CPSC 440 - Computer Systems Architecture
Jerry Liu, Sean Del Castillo
This program listens to a microphone device, writes to wav, then utilizes OpenAI Whisper to convert the audio to text.
OpenAI Whisper is an automated speech recognition (ASR) system that was trained using 680,000 hours of supervised web-based multilingual and multitask data. In using a dataset of size and variety increases resilience against accents, background noise, and technical terminology. Additionally, it permits both translation into English from several languages as well as transcription in those languages.
The Whisper module converted to C++ is included in this repo under the MIT license. The inference was written by Georgi Gerganov and the repo can be found here: https://github.com/ggerganov/whisper.cpp
The hardware driver depends on the GPIOZero library (https://github.com/gpiozero/gpiozero). Hardware must support this library and have at least 11 GPIO pins.

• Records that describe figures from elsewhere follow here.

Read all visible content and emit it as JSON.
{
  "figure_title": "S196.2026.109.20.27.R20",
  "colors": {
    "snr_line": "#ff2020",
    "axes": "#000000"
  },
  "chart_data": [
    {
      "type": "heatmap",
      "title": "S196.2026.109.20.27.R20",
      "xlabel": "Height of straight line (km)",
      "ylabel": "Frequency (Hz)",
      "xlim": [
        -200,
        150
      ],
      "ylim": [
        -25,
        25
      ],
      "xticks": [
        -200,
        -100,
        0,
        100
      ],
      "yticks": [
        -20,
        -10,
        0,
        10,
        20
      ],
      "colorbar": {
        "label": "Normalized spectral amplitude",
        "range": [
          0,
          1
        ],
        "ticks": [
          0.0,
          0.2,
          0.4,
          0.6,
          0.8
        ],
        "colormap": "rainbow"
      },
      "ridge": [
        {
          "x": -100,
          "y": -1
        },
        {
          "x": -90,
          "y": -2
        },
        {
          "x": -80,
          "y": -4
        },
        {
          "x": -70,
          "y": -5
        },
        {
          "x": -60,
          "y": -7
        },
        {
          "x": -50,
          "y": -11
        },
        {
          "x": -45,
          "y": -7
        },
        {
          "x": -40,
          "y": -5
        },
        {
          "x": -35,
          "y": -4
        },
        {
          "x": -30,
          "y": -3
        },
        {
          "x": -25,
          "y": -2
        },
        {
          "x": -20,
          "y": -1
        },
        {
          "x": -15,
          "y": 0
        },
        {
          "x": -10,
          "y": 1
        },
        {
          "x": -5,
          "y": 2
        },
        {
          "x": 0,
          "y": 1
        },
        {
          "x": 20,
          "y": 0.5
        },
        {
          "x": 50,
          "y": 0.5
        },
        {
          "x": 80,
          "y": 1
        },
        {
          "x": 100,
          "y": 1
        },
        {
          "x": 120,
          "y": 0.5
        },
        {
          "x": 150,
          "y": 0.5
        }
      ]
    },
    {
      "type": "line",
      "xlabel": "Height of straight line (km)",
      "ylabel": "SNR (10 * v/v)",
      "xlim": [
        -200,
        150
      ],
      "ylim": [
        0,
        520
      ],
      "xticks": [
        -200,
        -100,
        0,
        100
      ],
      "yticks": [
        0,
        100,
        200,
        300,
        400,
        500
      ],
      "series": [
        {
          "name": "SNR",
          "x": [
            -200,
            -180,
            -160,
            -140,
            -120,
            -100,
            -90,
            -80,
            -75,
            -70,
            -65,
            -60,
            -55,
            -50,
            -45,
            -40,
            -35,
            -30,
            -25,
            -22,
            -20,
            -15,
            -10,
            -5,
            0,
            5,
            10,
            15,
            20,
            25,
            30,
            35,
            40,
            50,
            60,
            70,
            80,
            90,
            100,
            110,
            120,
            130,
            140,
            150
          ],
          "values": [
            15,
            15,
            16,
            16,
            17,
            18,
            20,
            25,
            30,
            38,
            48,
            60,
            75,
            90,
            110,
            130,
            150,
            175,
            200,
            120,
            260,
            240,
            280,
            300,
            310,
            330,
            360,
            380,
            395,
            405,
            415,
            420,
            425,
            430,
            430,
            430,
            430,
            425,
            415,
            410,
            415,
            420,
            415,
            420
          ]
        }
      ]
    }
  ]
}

To download all Python library modules:
pip install -r requirements.txt
The sounddevice library needs PortAudio which isn't bundled in on Linux:
sudo apt install libportaudio2
To install libav please see this page for general requrements and platform specific installation instructions: https://wiki.libav.org/Platform
You might also need to install ffmpeg which is a open-source command-line tool for transcoding multimedia files.
sudo apt install ffmpeg
Make sure to create two subdirectories ./recordings, ./transcriptions to store file outputs.
- Start driver.py
python3 driver.py
- Press and hold the recording_button to record
- Release the button to start the transcription process
- Recording .wavs are stored in /recordings and matching transcriptions are stored in /transcripts
- Exit the program in listening state by KeyboardInterrupt
[ ] Unlit [*] Blinking [X] Lit
[ ] <- Recording LED
[ ] <- Caution LED
[ ] <- Graph LEDs
[ ] <-/ /
[ ] <--/
[ ] <- Power LED
- Listening
[ ] <- Recording LED
[ ] <- Caution LED
[ ] <- Graph LEDs
[ ] <-/ /
[ ] <--/
[X] <- Power LED
- Recording
[X] <- Recording LED
[ ] <- Caution LED
[ ] <- Graph LEDs
[ ] <-/ /
[ ] <--/
[X] <- Power LED
- Transcribing
[*] <- Recording LED
[*] <- Caution LED
[ ] <- Graph LEDs
[ ] <-/ /
[ ] <--/
[ ] <- Power LED
- Graph LED states
[ ] <- Recording LED
[X] <- Caution LED
[X] <- Graph LEDs
[X] <-/ /
[X] <--/
[ ] <- Power LED
- The three Graph LEDs are pulse wave modulated to 20 maximum values. They track how many recordings are in /recordings. If all three LEDs are fully lit and Caution is lit then that means the maximum amount of files are being tracked by the graph LEDs. Recording and transcribing are unaffected by this max value.